In a first study, we succeeded in creating targeted mutagenesis by CRISPR-Cas9 (Charrier et al, 2019). We optimized the conditions of application of this system on apple and explored its feasibility on pear. As a proof of concept, we chose to knock-out the Phytoene Desaturase (PDS, albino phenotype) and Terminal Flower 1 (TFL1, early flowering phenotype) genes. To improve the edition efficiency, two different guide RNAs (gRNAs) were associated to the Cas9 nuclease for each target gene. These gRNAs were placed under the control of the MdU3 and MdU6 apple promoters. Characteristic albino phenotype was obtained for 85% of the apple transgenic lines targeted in MdPDS gene. Early flowering was observed in 93% of the apple transgenic lines targeted in MdTFL1.1 gene and 9% of the pear transgenic lines targeted in PcTFL1.1. Sequencing of the target zones in apple and pear CRISPR-PDS and CRISPR-TFL1.1 transgenic lines showed that the two gRNAs induced mutations but at variable frequencies. In most cases, Cas9 nuclease cut the DNA within the twenty targeted base pairs near the PAM (protospacer adjacent motif) and insertions were more frequent than deletions or substitutions. The most frequent edition profile of PDS as well as TFL1.1 genes was chimeric biallelic. In addition, transient transformation with the CRISPR-PDS construct produced two T-DNA free edited apple lines. Our overall results indicate that, despite the frequent occurrence of chimerism, the CRISPR-Cas 9 system is a powerful and precise method to induce targeted mutagenesis in the first generation of apple and pear transgenic lines.

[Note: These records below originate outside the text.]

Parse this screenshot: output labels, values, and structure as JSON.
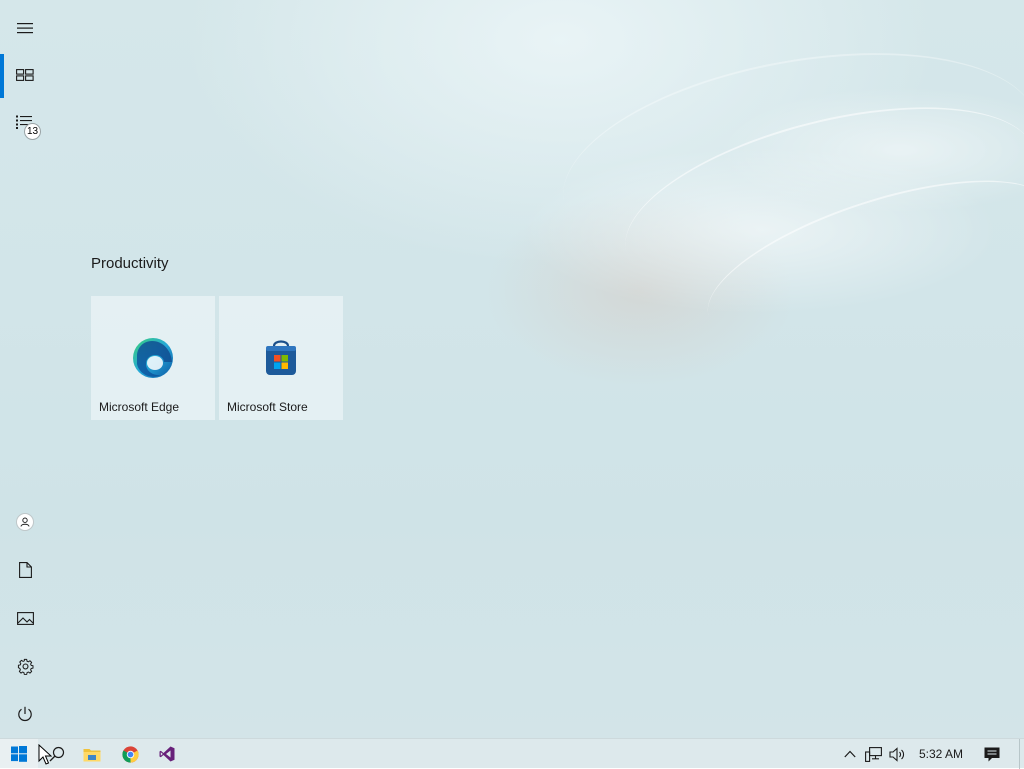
{
  "start_menu": {
    "rail": {
      "items": [
        {
          "name": "expand",
          "icon": "hamburger-icon"
        },
        {
          "name": "pinned-tiles",
          "icon": "tiles-icon",
          "active": true
        },
        {
          "name": "all-apps",
          "icon": "list-icon",
          "badge": "13"
        },
        {
          "name": "account",
          "icon": "user-icon"
        },
        {
          "name": "documents",
          "icon": "document-icon"
        },
        {
          "name": "pictures",
          "icon": "picture-icon"
        },
        {
          "name": "settings",
          "icon": "gear-icon"
        },
        {
          "name": "power",
          "icon": "power-icon"
        }
      ]
    },
    "group": {
      "title": "Productivity",
      "tiles": [
        {
          "label": "Microsoft Edge",
          "icon": "edge-icon"
        },
        {
          "label": "Microsoft Store",
          "icon": "store-icon"
        }
      ]
    }
  },
  "taskbar": {
    "pinned": [
      {
        "name": "start",
        "icon": "windows-logo-icon"
      },
      {
        "name": "search",
        "icon": "search-icon"
      },
      {
        "name": "file-explorer",
        "icon": "folder-icon"
      },
      {
        "name": "chrome",
        "icon": "chrome-icon"
      },
      {
        "name": "visual-studio",
        "icon": "visual-studio-icon"
      }
    ],
    "tray": {
      "icons": [
        "chevron-up-icon",
        "network-icon",
        "volume-icon"
      ],
      "clock": "5:32 AM",
      "notifications_icon": "action-center-icon"
    }
  },
  "colors": {
    "accent": "#0078d7",
    "desktop_background": "#d2e5e9",
    "taskbar": "#dde9ec"
  }
}
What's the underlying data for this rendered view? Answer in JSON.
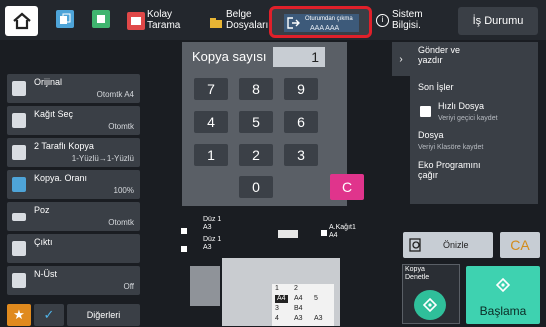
{
  "topbar": {
    "tab1_label": "Kolay\nTarama",
    "tab2_label": "Belge\nDosyaları",
    "logout_label": "Oturumdan çıkma",
    "logout_user": "AAA AAA",
    "system_label": "Sistem\nBilgisi.",
    "job_status_label": "İş Durumu"
  },
  "left_menu": [
    {
      "title": "Orijinal",
      "value": "Otomtk A4"
    },
    {
      "title": "Kağıt Seç",
      "value": "Otomtk"
    },
    {
      "title": "2 Taraflı Kopya",
      "value": "1-Yüzlü→1-Yüzlü"
    },
    {
      "title": "Kopya. Oranı",
      "value": "100%"
    },
    {
      "title": "Poz",
      "value": "Otomtk"
    },
    {
      "title": "Çıktı",
      "value": ""
    },
    {
      "title": "N-Üst",
      "value": "Off"
    }
  ],
  "bottom_left": {
    "other_label": "Diğerleri"
  },
  "keypad": {
    "copy_label": "Kopya sayısı",
    "copy_count": "1",
    "keys": [
      "7",
      "8",
      "9",
      "4",
      "5",
      "6",
      "1",
      "2",
      "3",
      "0",
      "C"
    ]
  },
  "right_panel": {
    "send_print": "Gönder ve\nyazdır",
    "recent_jobs": "Son İşler",
    "quick_file": "Hızlı Dosya",
    "quick_file_sub": "Veriyi geçici kaydet",
    "file": "Dosya",
    "file_sub": "Veriyi Klasöre kaydet",
    "eco_program": "Eko Programını\nçağır"
  },
  "actions": {
    "preview": "Önizle",
    "ca": "CA",
    "proof_copy": "Kopya\nDenetle",
    "start": "Başlama"
  },
  "diagram": {
    "tray1_label": "Düz 1\nA3",
    "tray2_label": "Düz 1\nA3",
    "paper_label": "A.Kağıt1\nA4",
    "grid": [
      [
        "1",
        "",
        "2",
        ""
      ],
      [
        "A4",
        "A4",
        "5",
        ""
      ],
      [
        "3",
        "B4",
        "",
        ""
      ],
      [
        "4",
        "A3",
        "",
        "A3"
      ]
    ]
  },
  "colors": {
    "accent_orange": "#e08a1e",
    "clear_key": "#e0348c",
    "start_button": "#3ed2b0",
    "highlight_border": "#e0202a"
  }
}
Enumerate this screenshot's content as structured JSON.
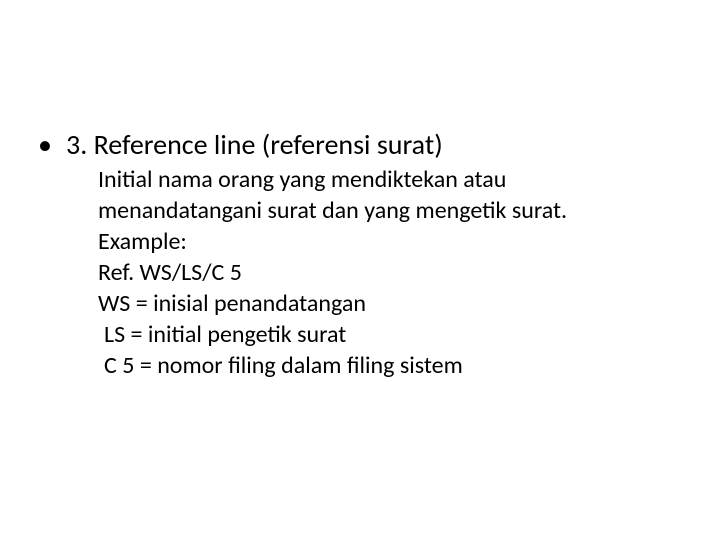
{
  "slide": {
    "bullet_heading": "3. Reference line (referensi surat)",
    "lines": {
      "l1": "Initial nama orang yang mendiktekan atau",
      "l2": "menandatangani surat dan yang mengetik surat.",
      "l3": "Example:",
      "l4": "Ref. WS/LS/C 5",
      "l5": "WS = inisial penandatangan",
      "l6": "LS = initial pengetik surat",
      "l7": "C 5 = nomor filing dalam filing sistem"
    },
    "bullet_char": "•"
  }
}
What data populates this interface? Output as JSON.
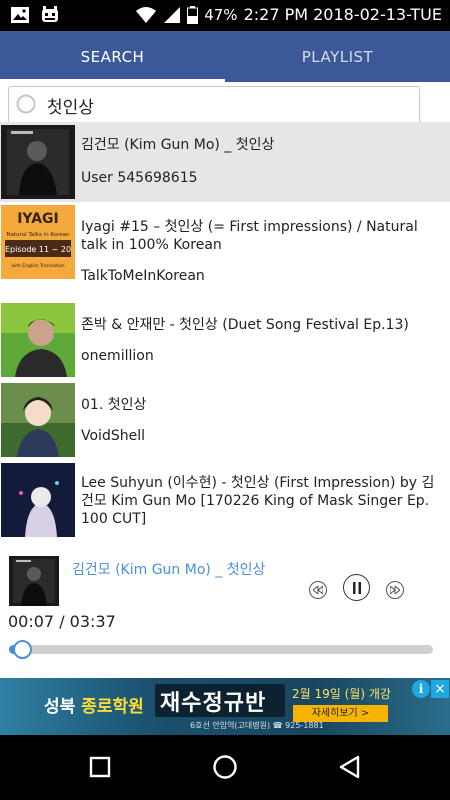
{
  "status_bar": {
    "battery": "47%",
    "clock": "2:27 PM 2018-02-13-TUE"
  },
  "tabs": [
    {
      "label": "SEARCH",
      "active": true
    },
    {
      "label": "PLAYLIST",
      "active": false
    }
  ],
  "search": {
    "query": "첫인상"
  },
  "results": [
    {
      "title": "김건모 (Kim Gun Mo) _ 첫인상",
      "channel": "User 545698615",
      "selected": true
    },
    {
      "title": "Iyagi #15 – 첫인상 (= First impressions) / Natural talk in 100% Korean",
      "channel": "TalkToMeInKorean",
      "selected": false,
      "thumb_text": {
        "brand": "IYAGI",
        "line1": "Natural Talks in Korean",
        "line2": "Episode 11 ~ 20",
        "line3": "with English Translation"
      }
    },
    {
      "title": "존박 & 안재만 - 첫인상 (Duet Song Festival Ep.13)",
      "channel": "onemillion",
      "selected": false
    },
    {
      "title": "01. 첫인상",
      "channel": "VoidShell",
      "selected": false
    },
    {
      "title": "Lee Suhyun (이수현) - 첫인상 (First Impression) by 김건모 Kim Gun Mo [170226 King of Mask Singer Ep. 100 CUT]",
      "channel": "",
      "selected": false
    }
  ],
  "player": {
    "title": "김건모 (Kim Gun Mo) _ 첫인상",
    "time": "00:07 / 03:37",
    "progress": 0.032
  },
  "ad": {
    "left_text_a": "성북",
    "left_text_b": "종로학원",
    "headline": "재수정규반",
    "date": "2월 19일 (월) 개강",
    "button": "자세히보기 >",
    "footer": "6호선 안암역(고대병원) ☎ 925-1881"
  },
  "colors": {
    "tab_bar": "#3b5998",
    "accent": "#4a90d9"
  }
}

In a second study, we succeeded in developing targeted base conversion by CRISPR-Cas9 base editing (Malabarba et al, 2020). We demonstrated this feasibility in apple and pear using two easily scorable genes: acetolactate synthase-ALS (conferring resistance to chlorsulfuron) and PDS (albino phenotype). The two guide RNAs were coupled into a cytidine base editor harboring a cytidine deaminase fused to a nickase Cas9 (catalytically impaired, only one of the two strands is cleaved). Using this vector, we induced C-to-T DNA substitutions in the target genes, leading to discrete variations in the amino-acid sequence and generating new alleles. By co-editing ALS and PDS genes, we successfully obtained chlorsulfuron resistant and albino lines in pear (figure on pear). Overall, our work indicates that base editing can be applied to create accurate genome edits in perennial plants.

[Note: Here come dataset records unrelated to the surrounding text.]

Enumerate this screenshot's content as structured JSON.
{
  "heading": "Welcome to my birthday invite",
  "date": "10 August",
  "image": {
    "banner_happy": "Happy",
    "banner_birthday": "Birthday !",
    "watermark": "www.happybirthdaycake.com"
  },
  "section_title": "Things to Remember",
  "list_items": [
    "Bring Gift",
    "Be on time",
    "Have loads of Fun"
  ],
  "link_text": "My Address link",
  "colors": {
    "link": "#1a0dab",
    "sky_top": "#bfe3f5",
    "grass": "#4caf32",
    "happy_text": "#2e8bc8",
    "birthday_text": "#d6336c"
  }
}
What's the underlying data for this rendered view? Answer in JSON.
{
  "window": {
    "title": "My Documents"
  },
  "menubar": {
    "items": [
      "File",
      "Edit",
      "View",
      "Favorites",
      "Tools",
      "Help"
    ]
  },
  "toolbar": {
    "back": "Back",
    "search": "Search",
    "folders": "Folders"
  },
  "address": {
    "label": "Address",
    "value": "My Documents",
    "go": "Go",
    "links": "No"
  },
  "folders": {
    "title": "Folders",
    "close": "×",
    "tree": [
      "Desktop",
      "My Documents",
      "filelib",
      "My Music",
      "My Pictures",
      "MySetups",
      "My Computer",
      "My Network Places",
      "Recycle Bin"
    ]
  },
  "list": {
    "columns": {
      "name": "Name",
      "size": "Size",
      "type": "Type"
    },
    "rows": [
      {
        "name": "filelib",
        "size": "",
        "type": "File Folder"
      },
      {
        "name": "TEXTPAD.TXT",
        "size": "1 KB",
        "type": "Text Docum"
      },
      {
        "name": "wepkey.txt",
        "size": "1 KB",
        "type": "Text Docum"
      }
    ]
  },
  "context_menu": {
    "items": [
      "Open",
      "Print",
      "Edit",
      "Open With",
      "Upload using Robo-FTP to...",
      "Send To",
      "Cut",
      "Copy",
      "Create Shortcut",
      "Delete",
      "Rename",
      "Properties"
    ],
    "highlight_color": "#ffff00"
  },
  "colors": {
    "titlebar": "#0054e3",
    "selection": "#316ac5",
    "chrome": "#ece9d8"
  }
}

In the next two years, the team intends to develop the latest tool to date derived from CRISPR technology: prime-editing, which makes it possible to replace a complete sequence of 7-21 bases instead of a single base of the DNA sequence. Prime editing directly adds the new desired sequence into the target site using a Cas9 nickase fused to an engineered reverse transcriptase. This fusion enzyme is driven by a special guide RNA (prime editing guide RNA) that both specifies the target site and encodes the desired 7-21 bases to add. Until now, no work is available with this method on perennial plants. 

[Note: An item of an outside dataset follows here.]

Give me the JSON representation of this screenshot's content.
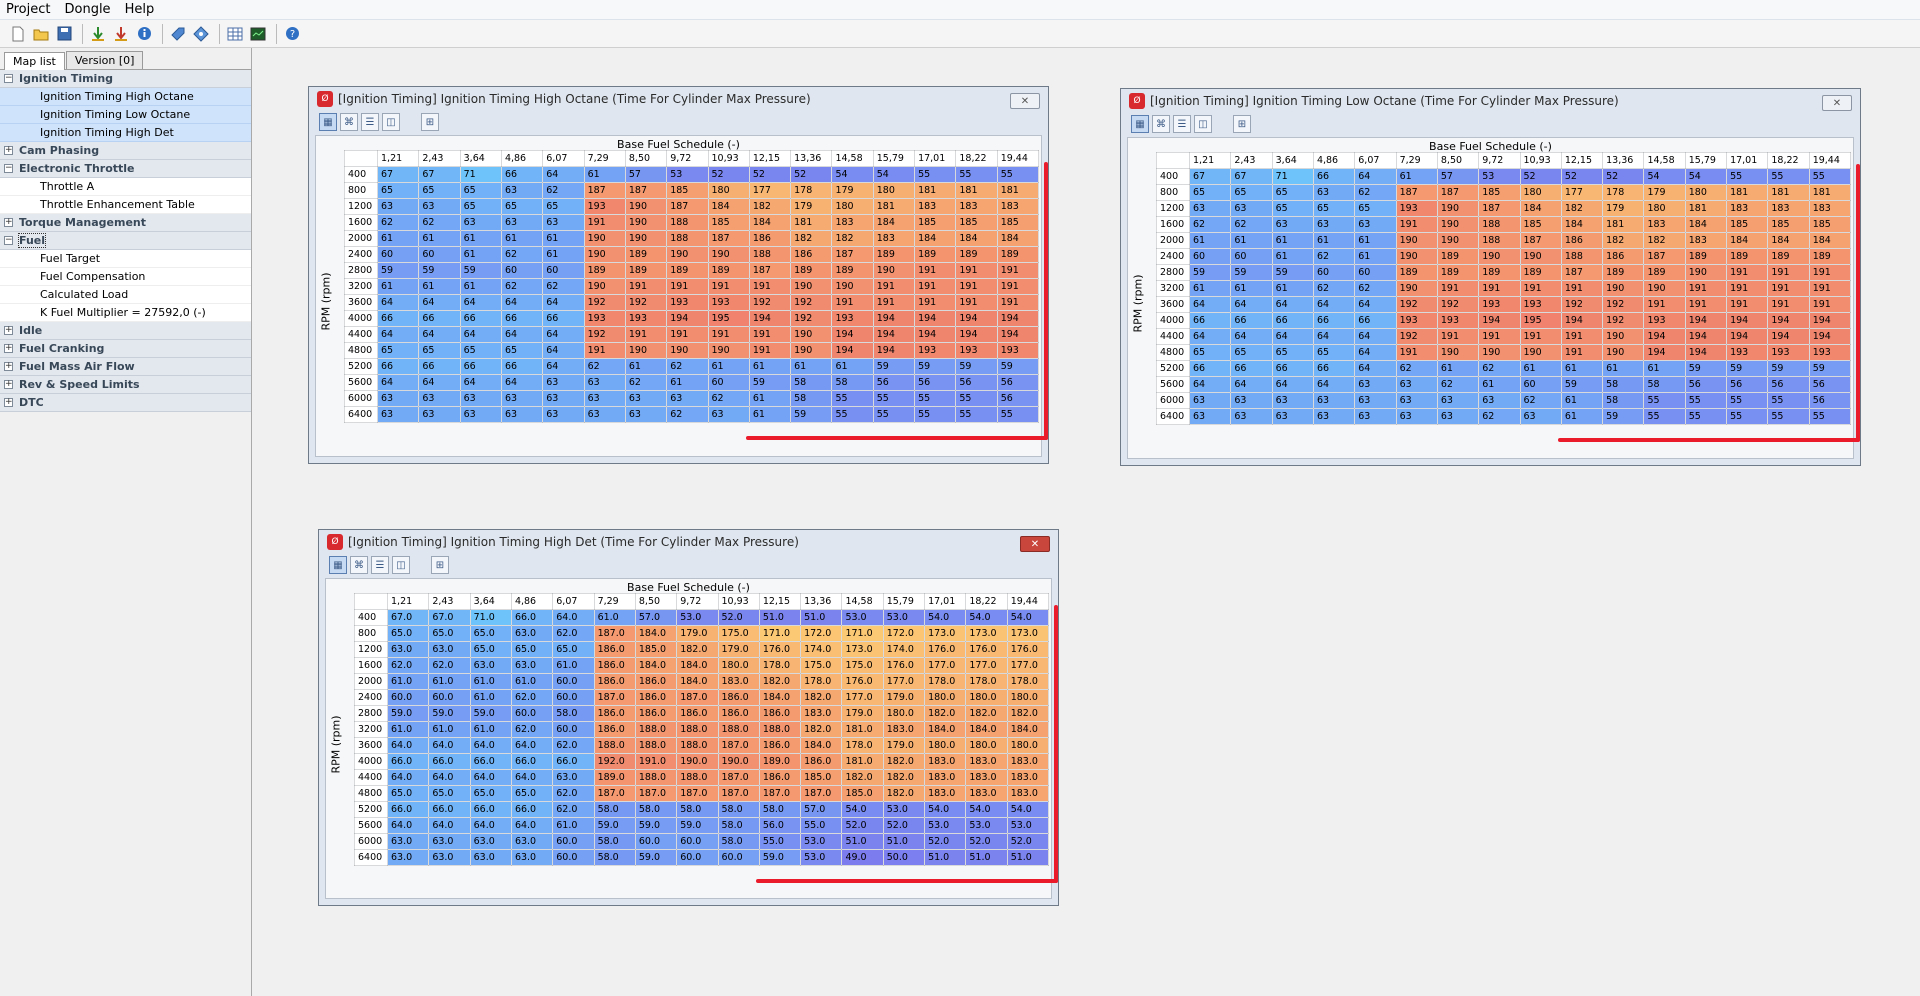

Note: the genes targeted in these studies (herbicide resistance, albino phenotype, early flowering) are chosen for their easily identifiable phenotype in the laboratory. For the ResPom team, they do not represent agronomic development targets in the field for these species.

Associated publications:

Charrier A, Vergne E, Dousset N, Richer A, Petiteau A, Chevreau E. Efficient Targeted Mutagenesis in Apple and First Time Edition of Pear Using the CRISPR-Cas9 System. Front Plant Sci. 2019 Feb 6;10:40. doi: 10.3389/fpls.2019.00040. PMID: 30787936; PMCID: PMC6373458.

Malabarba J, Chevreau E, Dousset N, Veillet F, Moizan J, Vergne E. New Strategies to Overcome Present CRISPR/Cas9 Limitations in Apple and Pear: Efficient Dechimerization and Base Editing. Int J Mol Sci. 2020 Dec 30;22(1):319. doi: 10.3390/ijms22010319. PMID: 33396822; PMCID: PMC7795782.